New technologies sometimes defy common understandings based on past experiences. For example, directed energy can be used to overheat and disrupt computer circuitry. Movies often incorrectly portray electromagnetic pulse (EMP) as a temporary disruption where computer systems can just be switched back on after a few minutes downtime. The reality is that unless a system is carefully protected, after it is hit by a pulse of high energy the computer is practically useless and can just be thrown away.  People are not used to thinking about cybersecurity in this way.  However, devices that produce strong EMP can be purchased now over the internet because they have commercial uses.  An extremist or terrorist group may one day choose to use such a device to cause local or widespread disruption.  It is the responsibility of educational institutions to prepare cybersecurity practitioners so they understand realistically how newer technologies can be used in a cyberattack and how to realistically protect against the newer types of threats, such as directed high energy pulses.

  1. As far as you can divulge, what are the greatest cybersecurity vulnerabilities and what measures do companies and governments take to address them?
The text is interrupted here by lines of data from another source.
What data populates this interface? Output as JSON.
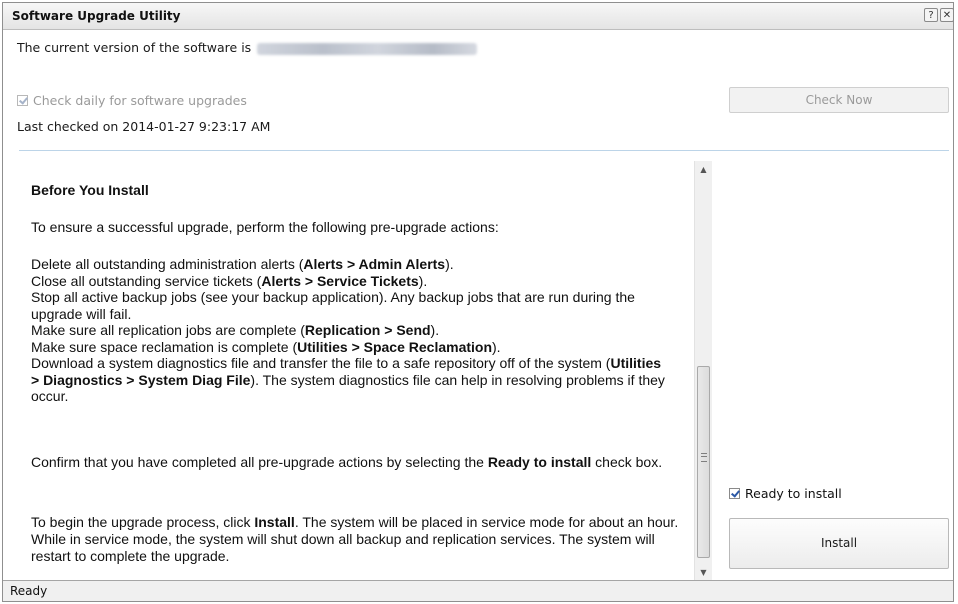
{
  "window": {
    "title": "Software Upgrade Utility",
    "help_glyph": "?",
    "close_glyph": "✕"
  },
  "version": {
    "text": "The current version of the software is"
  },
  "auto_check": {
    "label": "Check daily for software upgrades",
    "checked": true,
    "enabled": false
  },
  "last_checked": "Last checked on 2014-01-27 9:23:17 AM",
  "buttons": {
    "check_now": "Check Now",
    "install": "Install"
  },
  "content": {
    "heading": "Before You Install",
    "intro": "To ensure a successful upgrade, perform the following pre-upgrade actions:",
    "items": [
      {
        "pre": "Delete all outstanding administration alerts (",
        "bold": "Alerts > Admin Alerts",
        "post": ")."
      },
      {
        "pre": "Close all outstanding service tickets (",
        "bold": "Alerts > Service Tickets",
        "post": ")."
      },
      {
        "pre": "Stop all active backup jobs (see your backup application). Any backup jobs that are run during the upgrade will fail.",
        "bold": "",
        "post": ""
      },
      {
        "pre": "Make sure all replication jobs are complete (",
        "bold": "Replication > Send",
        "post": ")."
      },
      {
        "pre": "Make sure space reclamation is complete (",
        "bold": "Utilities > Space Reclamation",
        "post": ")."
      },
      {
        "pre": "Download a system diagnostics file and transfer the file to a safe repository off of the system (",
        "bold": "Utilities > Diagnostics > System Diag File",
        "post": "). The system diagnostics file can help in resolving problems if they occur."
      }
    ],
    "confirm_pre": "Confirm that you have completed all pre-upgrade actions by selecting the",
    "confirm_bold": "Ready to install",
    "confirm_post": "check box.",
    "begin_pre": "To begin the upgrade process, click",
    "begin_bold": "Install",
    "begin_post": ". The system will be placed in service mode for about an hour. While in service mode, the system will shut down all backup and replication services. The system will restart to complete the upgrade."
  },
  "ready_to_install": {
    "label": "Ready to install",
    "checked": true
  },
  "status": {
    "text": "Ready"
  },
  "scrollbar": {
    "up_glyph": "▲",
    "down_glyph": "▼"
  }
}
Cybersecurity technology is very sophisticated now.  Threat actors know this, so they bypass these protections and direct their attacks against the end users.  Advanced Persistent Threats (APTs) involve deceiving users into revealing their passwords so hackers can take over systems by impersonating inside users. Technology cannot stop this type of attack, so end users need to learn and follow best security practices to protect their sensitive information from theft and misuse. The newest type of cybersecurity threat is called a cyber weapon.  The best known example is the STUXNET malware cyber weapon that was launched against Iran to delay their nuclear development program a few years ago.  The cyber weapon was inserted into Iran’s top secret computer system by fooling local technicians into picking up a thumb drive and inserting it into a computer running inside the facility. The thumb drive contained the STUXNET malware, and the end users did not follow best practices. The STUXNET cyber weapon secretly operated to make the nuclear facility equipment malfunction for several years before finally being detected.

  1. Is there anything else that you feel anyone interested in the field of cybersecurity should know? Feel free to add anything at all!

If you are interested in technology, study the field of Information Assurance.  That involves cybersecurity with a focus on the operation of hardware and network systems. If you are interested in managing the technology and working for better global cooperation, study the field of cyber security policy. That will help create better strategies for managing the technologies that are constantly changing. Two examples of the newest technology developments are robots and 3-D Printing. Robots are just computers that move, but they will eventually make decisions acting as proxies for people. We will see this soon in the form of self-driving cars. 3-D printing threatens the existing laws and policy for copyright and patent because electronic files for 3-D objects can be pirated and transmitted instantly around the globe, similar to the way MP3 music files were once pirated and swapped among computer users on college campuses. The future hold much promise for new conveniences and new vulnerabilities. There will be many directions where cybersecurity will need to be applied in new ways.